Failure cases: The system is somewhat fragile; if people cover their face with their hand, or change their head position, it can sometimes fail.
Read more:StressNet: Detecting Stress in Thermal Videos (arXiv)

###################################################

Tech Tales:

The Day When The Energy Changed

When computers turn to cannibalism, it looks pretty different to how animals do it. Instead of blood and dismemberment, there are sequences of numbers and letters – but they mean the same thing, if you know how to read them. These dramas manifest as dull sequences of words – and to humans they seem undramatic events, as normal as a calculator outputting a sequence of operations.

—Terrarium#1: Utilization: Nightlink: 30% / Job-Runner: 5% / Gen2 65%
—Terrarium#2: Utilization: Nightlink 45% / Job-Runner: 5% / Gen2 50%
—Terrarium#3: Utilization: Nightlink 75% / Job-Runner: 5% / Gen 2 20%

—Job-Runner: Change high-priority: ‘Gen2’ for ‘Nightlink’.

For a lot of our machines, most of how we understand them is by looking at their behavior and how it changes over time.

—Terrarium#1: Utilization: Nightlink 5% / Job-Runner: 5% / Gen2 90%
—Terrarium#2: Utilization: Nightlink 10% / Job-Runner: 5% / Gen2 85%
—Terrarium#3: Utilization: Nightlink 40% / Job-Runner 5% / Gen2 55%

—Job-Runner: Kill ‘Nightlink’ at process end.

People treat these ‘logs’ of their actions like poetry and some people weave the words into tapestries, hoping that if they stare enough at them a greater truth will be revealed.

—Terrarium#1: Utilization: Job-Runner: 5% / Gen2 95%
—Terrarium#2: Utilization: Nightlink 1% / Job-Runner: 5% / Gen2 94%
—Terrarium#3: Utilization: Nightlink 20% / Job-Runner: 5% / Gen2 75%

—Job-Runner: Kill all ‘Nightlink’ processes. Rebase Job-Runner for ‘Gen2’ optimal deployment.

These sequences of words and numbers are like ants marching from one hole in the ground to another, or a tree that grows enough to shade the ground beneath it and slow the growth of grass.

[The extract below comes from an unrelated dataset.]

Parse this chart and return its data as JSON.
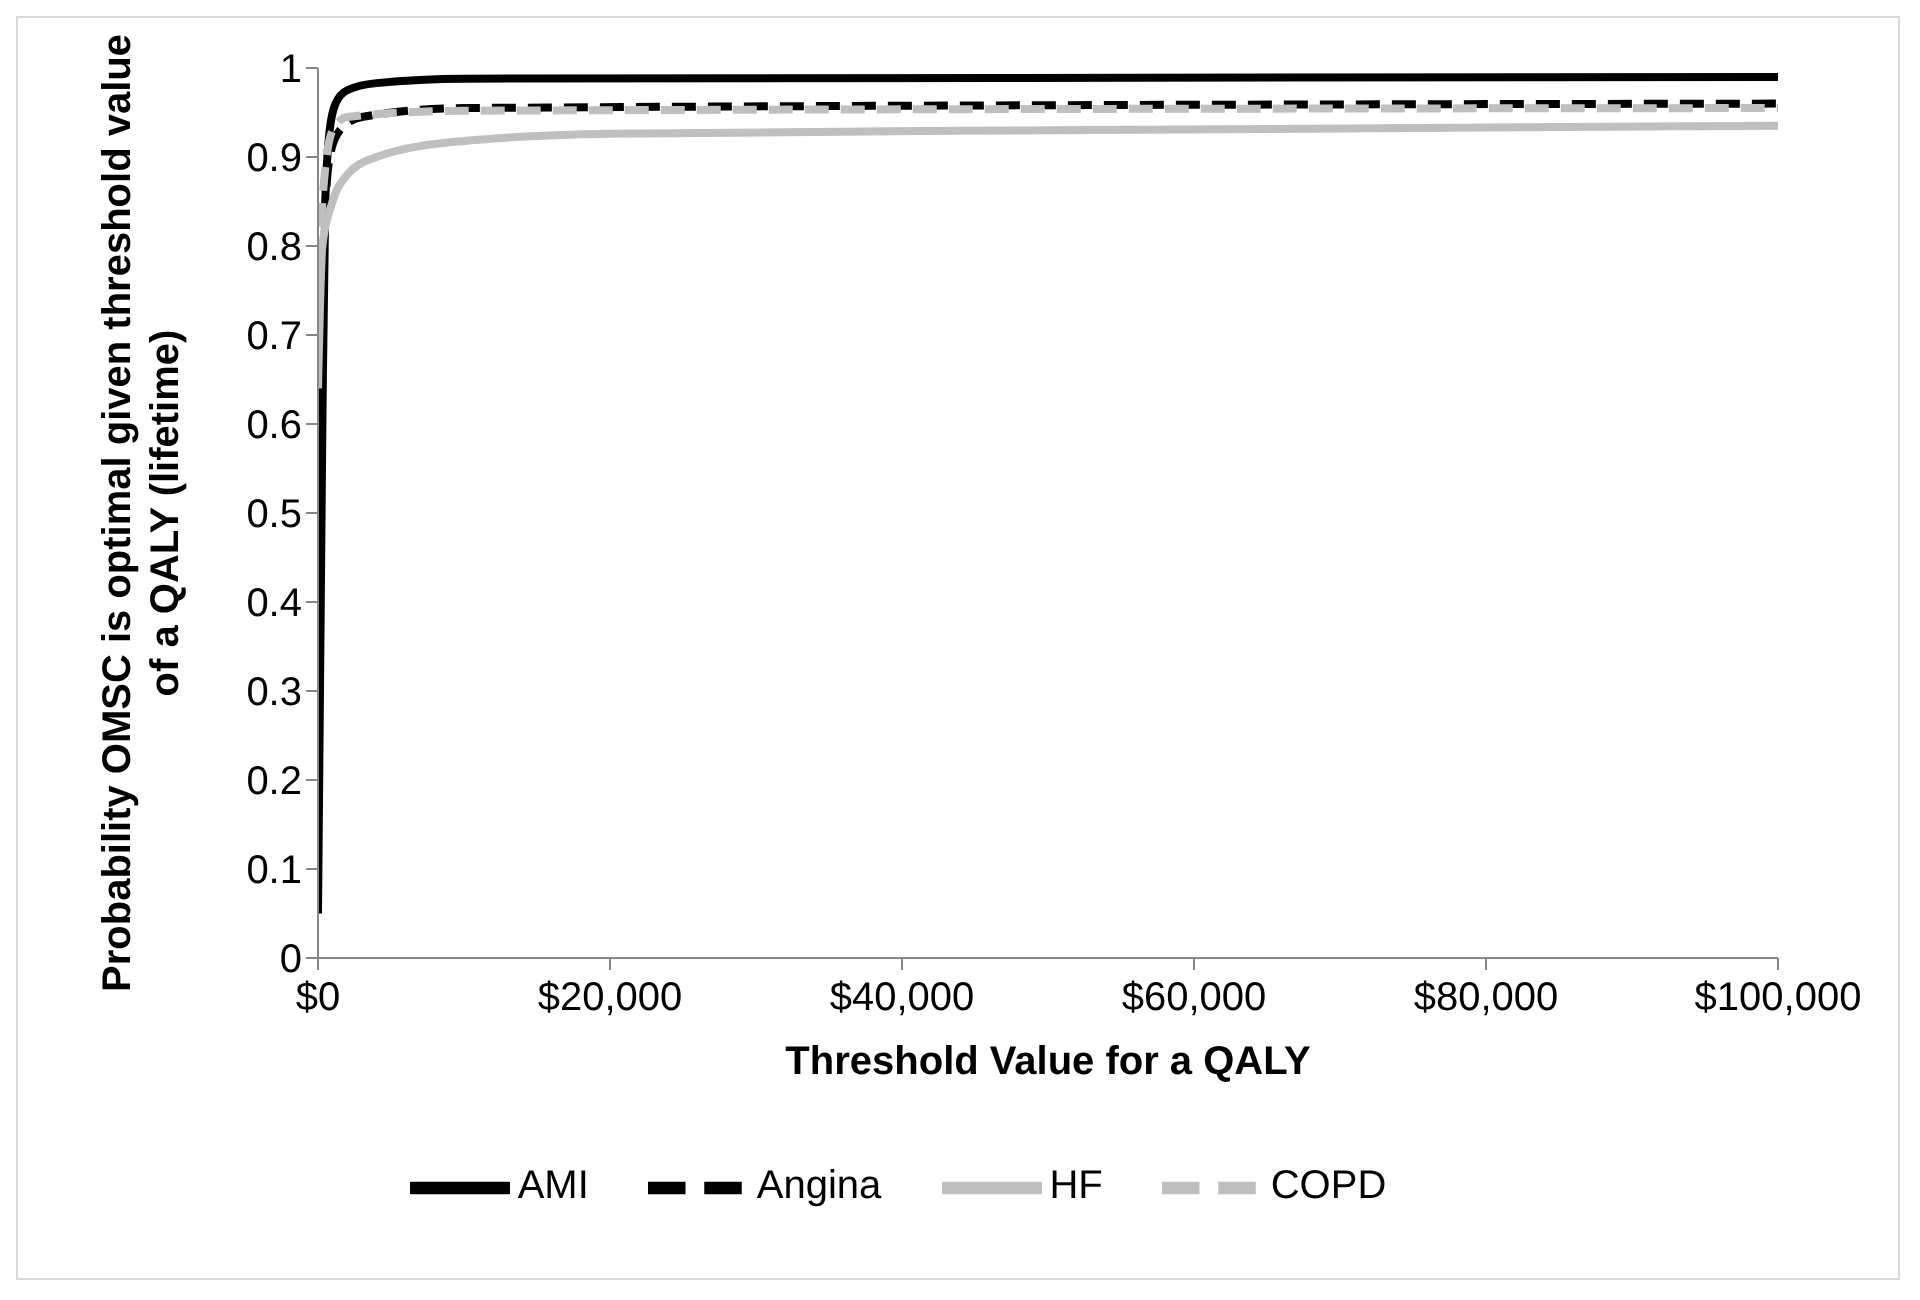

—Terrarium#1: Utilization: Job-Runner 1% / Gen2 99%
—Terrarium#2: Utilization: Job-Runner 1% / Gen2 99%
—Terrarium#3: Utilization: Job-Runner 1% / Gen2 99%

Every day, we see the symptoms of great battles, and we rarely interpret them as poetry. These battles among the machines seem special now, but perhaps only because they are new. Soon, they will happen constantly and be un-marveled at; they will fade into the same hum as the actions of the earth and the sky and the wind. They will become the symptoms of just another world.

Things that inspired this story: Debug logs; the difference between reading history and experiencing history.